A bitcoin and blockchain consortium should be created this year that would unite the cryptocurrency community, thinks Valery Vavilov, CEO of BitFury, bitcoin and blockchain infrastructure provider and transaction processing company.
Within this consortium, business would formulate the demand for development while developers would improve the technologies behind bitcoin, Vavilov said in an interview at the World Economic Forum in Davos. The consortium is necessary to create standards, just like the World Wide Web consortium has been doing from the beginning of the Internet era.
The discussion regarding the ways of bitcoin’s further development should involve major universities such as MIT, Harvard, and Stanford, Vavilov suggests.
BitFury CEO also shared his view on bitcoin in general. Bitcoin is not so much a currency, he said. It is rather an “empty digital certificate” where anything of value can be put and transacted through blockchain. For example, bitcoin can be used for property registration. Bitcoin’s potential in this field is such that emerging markets where people have difficulties with property registration, and not Europe or the USA, will soon become the main area for bitcoin implementation.
Vavilov doesn’t agree with the recent claims that bitcoin has come to an end. He reminds that the cryptocurrency is secured by 750 petahashes of computing power, which makes it the safest blockchain in the world.

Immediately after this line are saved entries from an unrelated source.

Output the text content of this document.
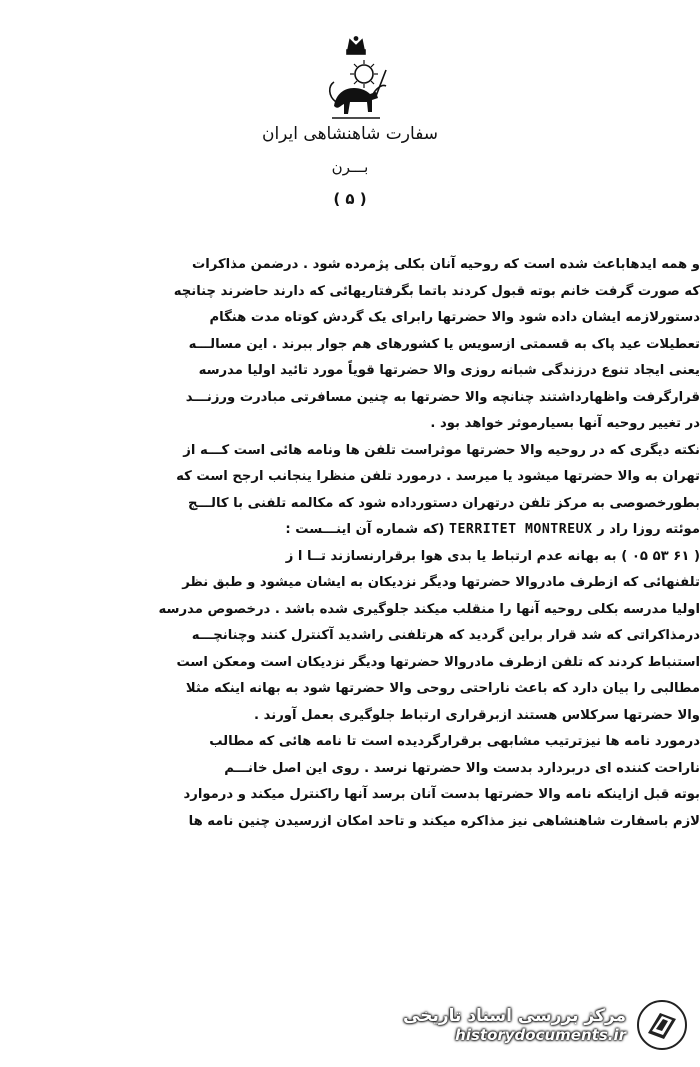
سفارت شاهنشاهی ایران
بـــرن
( ۵ )
و همه ایدهاباعث شده است که روحیه آنان بکلی پژمرده شود . درضمن مذاکرات
که صورت گرفت خانم بوته قبول کردند باتما بگرفتاریهائی که دارند حاضرند چنانچه
دستورلازمه ایشان داده شود والا حضرتها رابرای یک گردش کوتاه مدت هنگام
تعطیلات عید پاک به قسمتی ازسویس یا کشورهای هم جوار ببرند . این مسالـــه
یعنی ایجاد تنوع درزندگی شبانه روزی والا حضرتها قویاً مورد تائید اولیا مدرسه
قرارگرفت واظهارداشتند چنانچه والا حضرتها به چنین مسافرتی مبادرت ورزنـــد
در تغییر روحیه آنها بسیارموثر خواهد بود .
نکته دیگری که در روحیه والا حضرتها موثراست تلفن ها ونامه هائی است کـــه از
تهران به والا حضرتها میشود یا میرسد . درمورد تلفن منظرا ینجانب ارجح است که
بطورخصوصی به مرکز تلفن درتهران دستورداده شود که مکالمه تلفنی با کالـــج
موئته روزا راد ر TERRITET MONTREUX (که شماره آن اینـــست :
( ۶۱ ۵۳ ۰۵ ) به بهانه عدم ارتباط یا بدی هوا برقرارنسازند تــا ا ز
تلفنهائی که ازطرف مادروالا حضرتها ودیگر نزدیکان به ایشان میشود و طبق نظر
اولیا مدرسه بکلی روحیه آنها را منقلب میکند جلوگیری شده باشد . درخصوص مدرسه
درمذاکراتی که شد قرار براین گردید که هرتلفنی راشدید آکنترل کنند وچنانچـــه
استنباط کردند که تلفن ازطرف مادروالا حضرتها ودیگر نزدیکان است ومعکن است
مطالبی را بیان دارد که باعث ناراحتی روحی والا حضرتها شود به بهانه اینکه مثلا
والا حضرتها سرکلاس هستند ازبرقراری ارتباط جلوگیری بعمل آورند .
درمورد نامه ها نیزترتیب مشابهی برقرارگردیده است تا نامه هائی که مطالب
ناراحت کننده ای دربردارد بدست والا حضرتها نرسد . روی این اصل خانـــم
بوته قبل ازاینکه نامه والا حضرتها بدست آنان برسد آنها راکنترل میکند و درموارد
لازم باسفارت شاهنشاهی نیز مذاکره میکند و تاحد امکان ازرسیدن چنین نامه ها
مرکز بررسی اسناد تاریخی
historydocuments.ir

Bitcoin being a cutting edge technology, claims that the currency is about to die may be voiced however often, but, all the same, it will survive with its block size increased in order to make it more scalable, says Vavilov. Yet, he doesn’t specify which of the block size increase projects he supports.
The discussion whether or not bitcoin is a “failed experiment” arose after recent exit of one of the core bitcoin developers Mike Hearn. Hearn was the co-author of one of the block size increase projects, namely Bitcoin XT, which he introduced in August 2015.